Navy prosecutors are considering perjury charges for a prosecution witness who confessed to killing the prisoner of war Navy SEAL Chief Edward "Eddie" Gallagher is accused of murdering in shocking testimony last week, the Associated Press reported late Wednesday.


Gallagher has been charged with stabbing a captured teenage militant to death in Iraq in 2017, among other offenses. Special Warfare Operator 1st Class Corey Scott, who had testimonial immunity, told the court last Thursday that although Gallagher stabbed the prisoner, it was he that ended the boy's life.

Scott testified that he asphyxiated the prisoner by plugging his breathing tube. The prosecution immediately accused him of lying, impugning its own witness.

"The prosecution got surprised. Something didn't go right, and they got surprised by this witness," retired Maj. Gen. John Altenburg, who has been involved in at least a thousand military trials, told Business Insider. "Normally, you do not impugn your own witness. But, the word 'normally' went out the window when this guy surprised them."

Scott put the prosecution in an undoubtedly tight spot.

"Usually, when your own witness starts double dealing you, you're just screwed," Gary Solis, a former Marine Corps prosecutor and military judge, told BI. He previously explained that it is "foolish" for the prosecution to impugn its own witness, but in a case like this, there simply are not a lot of better alternatives.

"You've got to go after him. You put him on, and now he's saying XYZ when you were expecting ABC. You've got to try to explain that to the jury."

Navy prosecutors have decided to push forward with murder charges against Gallagher in spite of Scott's testimony. "The credibility of a witness is for the jury to decide," a Navy spokesman speaking on behalf of the prosecution told reporters.
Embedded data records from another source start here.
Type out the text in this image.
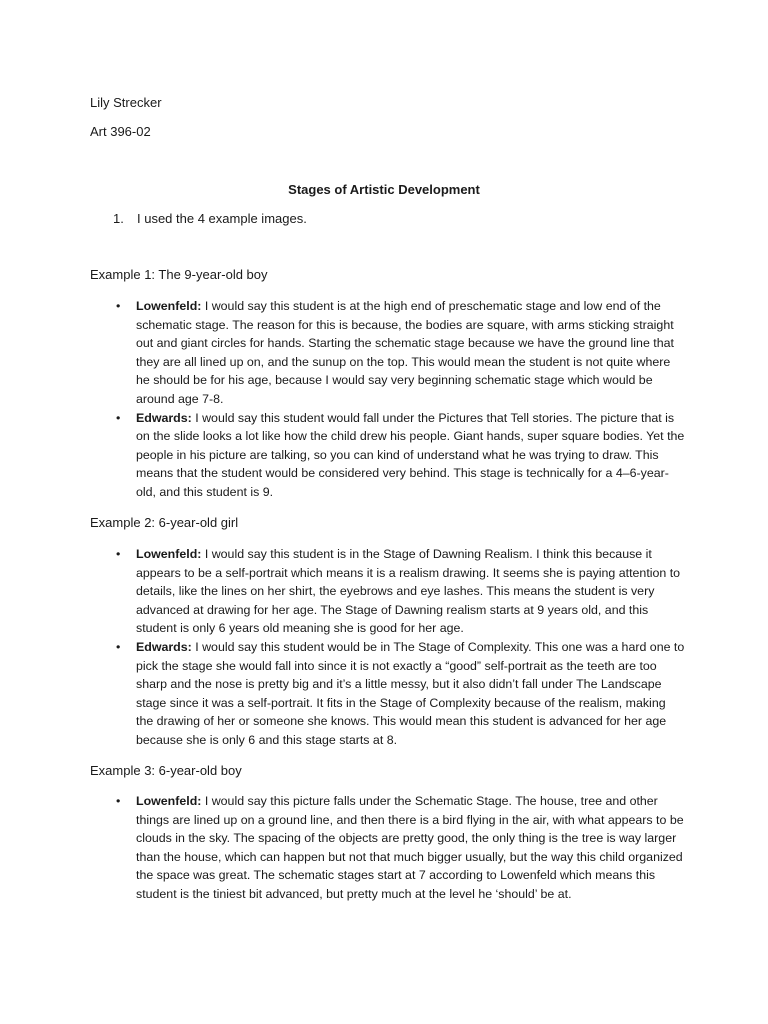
Lily Strecker

Art 396-02

Stages of Artistic Development

1. I used the 4 example images.

Example 1: The 9-year-old boy

• Lowenfeld: I would say this student is at the high end of preschematic stage and low end of the schematic stage. The reason for this is because, the bodies are square, with arms sticking straight out and giant circles for hands. Starting the schematic stage because we have the ground line that they are all lined up on, and the sunup on the top. This would mean the student is not quite where he should be for his age, because I would say very beginning schematic stage which would be around age 7-8.
• Edwards: I would say this student would fall under the Pictures that Tell stories. The picture that is on the slide looks a lot like how the child drew his people. Giant hands, super square bodies. Yet the people in his picture are talking, so you can kind of understand what he was trying to draw. This means that the student would be considered very behind. This stage is technically for a 4–6-year-old, and this student is 9.

Example 2: 6-year-old girl

• Lowenfeld: I would say this student is in the Stage of Dawning Realism. I think this because it appears to be a self-portrait which means it is a realism drawing. It seems she is paying attention to details, like the lines on her shirt, the eyebrows and eye lashes. This means the student is very advanced at drawing for her age. The Stage of Dawning realism starts at 9 years old, and this student is only 6 years old meaning she is good for her age.
• Edwards: I would say this student would be in The Stage of Complexity. This one was a hard one to pick the stage she would fall into since it is not exactly a “good” self-portrait as the teeth are too sharp and the nose is pretty big and it’s a little messy, but it also didn’t fall under The Landscape stage since it was a self-portrait. It fits in the Stage of Complexity because of the realism, making the drawing of her or someone she knows. This would mean this student is advanced for her age because she is only 6 and this stage starts at 8.

Example 3: 6-year-old boy

• Lowenfeld: I would say this picture falls under the Schematic Stage. The house, tree and other things are lined up on a ground line, and then there is a bird flying in the air, with what appears to be clouds in the sky. The spacing of the objects are pretty good, the only thing is the tree is way larger than the house, which can happen but not that much bigger usually, but the way this child organized the space was great. The schematic stages start at 7 according to Lowenfeld which means this student is the tiniest bit advanced, but pretty much at the level he ‘should’ be at.
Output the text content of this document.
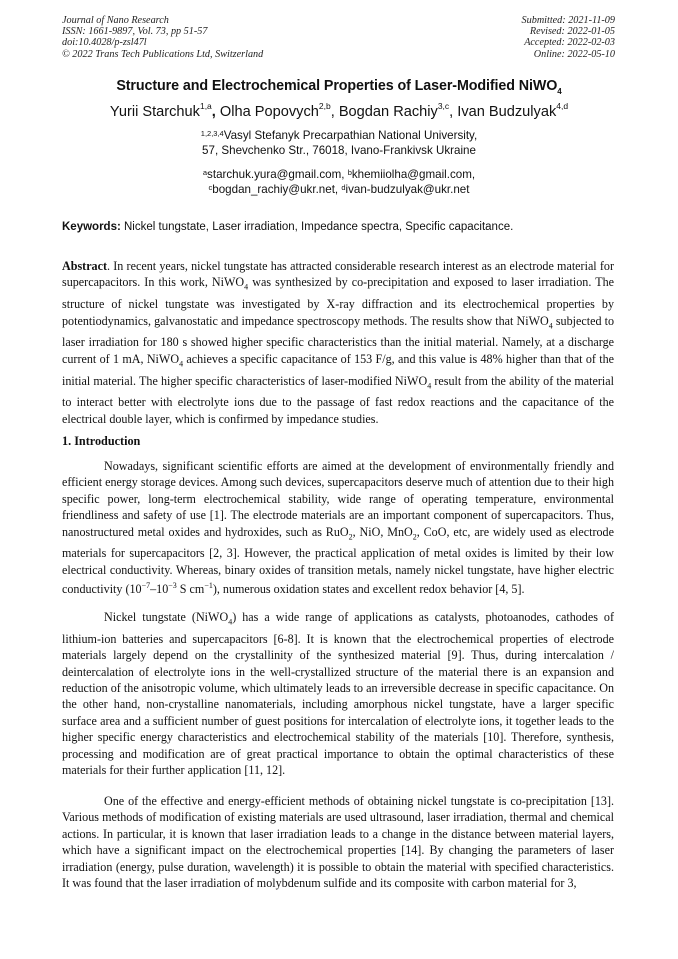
Journal of Nano Research
ISSN: 1661-9897, Vol. 73, pp 51-57
doi:10.4028/p-zsl47l
© 2022 Trans Tech Publications Ltd, Switzerland
Submitted: 2021-11-09
Revised: 2022-01-05
Accepted: 2022-02-03
Online: 2022-05-10
Structure and Electrochemical Properties of Laser-Modified NiWO$_4$
Yurii Starchuk$^{1,a}$, Olha Popovych$^{2,b}$, Bogdan Rachiy$^{3,c}$, Ivan Budzulyak$^{4,d}$
$^{1,2,3,4}$Vasyl Stefanyk Precarpathian National University,
57, Shevchenko Str., 76018, Ivano-Frankivsk Ukraine
$^a$starchuk.yura@gmail.com, $^b$khemiiolha@gmail.com,
$^c$bogdan_rachiy@ukr.net, $^d$ivan-budzulyak@ukr.net
Keywords: Nickel tungstate, Laser irradiation, Impedance spectra, Specific capacitance.
Abstract. In recent years, nickel tungstate has attracted considerable research interest as an electrode material for supercapacitors. In this work, NiWO$_4$ was synthesized by co-precipitation and exposed to laser irradiation. The structure of nickel tungstate was investigated by X-ray diffraction and its electrochemical properties by potentiodynamics, galvanostatic and impedance spectroscopy methods. The results show that NiWO$_4$ subjected to laser irradiation for 180 s showed higher specific characteristics than the initial material. Namely, at a discharge current of 1 mA, NiWO$_4$ achieves a specific capacitance of 153 F/g, and this value is 48% higher than that of the initial material. The higher specific characteristics of laser-modified NiWO$_4$ result from the ability of the material to interact better with electrolyte ions due to the passage of fast redox reactions and the capacitance of the electrical double layer, which is confirmed by impedance studies.
1. Introduction
Nowadays, significant scientific efforts are aimed at the development of environmentally friendly and efficient energy storage devices. Among such devices, supercapacitors deserve much of attention due to their high specific power, long-term electrochemical stability, wide range of operating temperature, environmental friendliness and safety of use [1]. The electrode materials are an important component of supercapacitors. Thus, nanostructured metal oxides and hydroxides, such as RuO$_2$, NiO, MnO$_2$, CoO, etc, are widely used as electrode materials for supercapacitors [2, 3]. However, the practical application of metal oxides is limited by their low electrical conductivity. Whereas, binary oxides of transition metals, namely nickel tungstate, have higher electric conductivity ($10^{-7}-10^{-3}$ S $cm^{-1}$), numerous oxidation states and excellent redox behavior [4, 5].
Nickel tungstate (NiWO$_4$) has a wide range of applications as catalysts, photoanodes, cathodes of lithium-ion batteries and supercapacitors [6-8]. It is known that the electrochemical properties of electrode materials largely depend on the crystallinity of the synthesized material [9]. Thus, during intercalation / deintercalation of electrolyte ions in the well-crystallized structure of the material there is an expansion and reduction of the anisotropic volume, which ultimately leads to an irreversible decrease in specific capacitance. On the other hand, non-crystalline nanomaterials, including amorphous nickel tungstate, have a larger specific surface area and a sufficient number of guest positions for intercalation of electrolyte ions, it together leads to the higher specific energy characteristics and electrochemical stability of the materials [10]. Therefore, synthesis, processing and modification are of great practical importance to obtain the optimal characteristics of these materials for their further application [11, 12].
One of the effective and energy-efficient methods of obtaining nickel tungstate is co-precipitation [13]. Various methods of modification of existing materials are used ultrasound, laser irradiation, thermal and chemical actions. In particular, it is known that laser irradiation leads to a change in the distance between material layers, which have a significant impact on the electrochemical properties [14]. By changing the parameters of laser irradiation (energy, pulse duration, wavelength) it is possible to obtain the material with specified characteristics. It was found that the laser irradiation of molybdenum sulfide and its composite with carbon material for 3,
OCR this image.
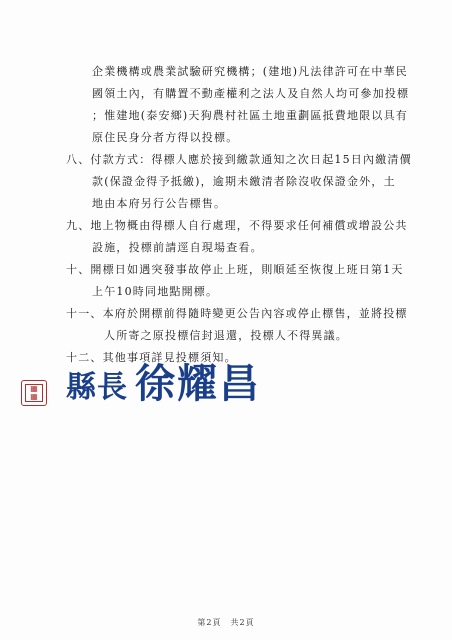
企業機構或農業試驗研究機構；(建地)凡法律許可在中華民
國領土內，有購置不動產權利之法人及自然人均可參加投標
；惟建地(泰安鄉)天狗農村社區土地重劃區抵費地限以具有
原住民身分者方得以投標。
八、付款方式：得標人應於接到繳款通知之次日起15日內繳清價
款(保證金得予抵繳)，逾期未繳清者除沒收保證金外，土
地由本府另行公告標售。
九、地上物概由得標人自行處理，不得要求任何補償或增設公共
設施，投標前請逕自現場查看。
十、開標日如遇突發事故停止上班，則順延至恢復上班日第1天
上午10時同地點開標。
十一、本府於開標前得隨時變更公告內容或停止標售，並將投標
人所寄之原投標信封退還，投標人不得異議。
十二、其他事項詳見投標須知。
▦
▦ 縣長 徐耀昌
第2頁　共2頁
That may not be the end of this fight.

Capt. Donald King, the Navy legal adviser to the commander overseeing the trial, notified Scott's lawyer that the witness' testimony contradicted "previous official statements — thus exposing him to prosecution," the AP reported, adding that Navy officials stressed that Scott's immunity was on the condition that he provide truthful testimony.

The Navy made clear to the AP that no decisions have yet been made.

This is a gamble for the Navy, but then all jury trials are.

"They're taking a chance, no question about it," Solis said. "There's evidence in play that directly contradicts their case, and unfortunately that evidence was given by a prosecution witness. Their hope, their belief, or maybe just their wild guess is that the jury will see it their way."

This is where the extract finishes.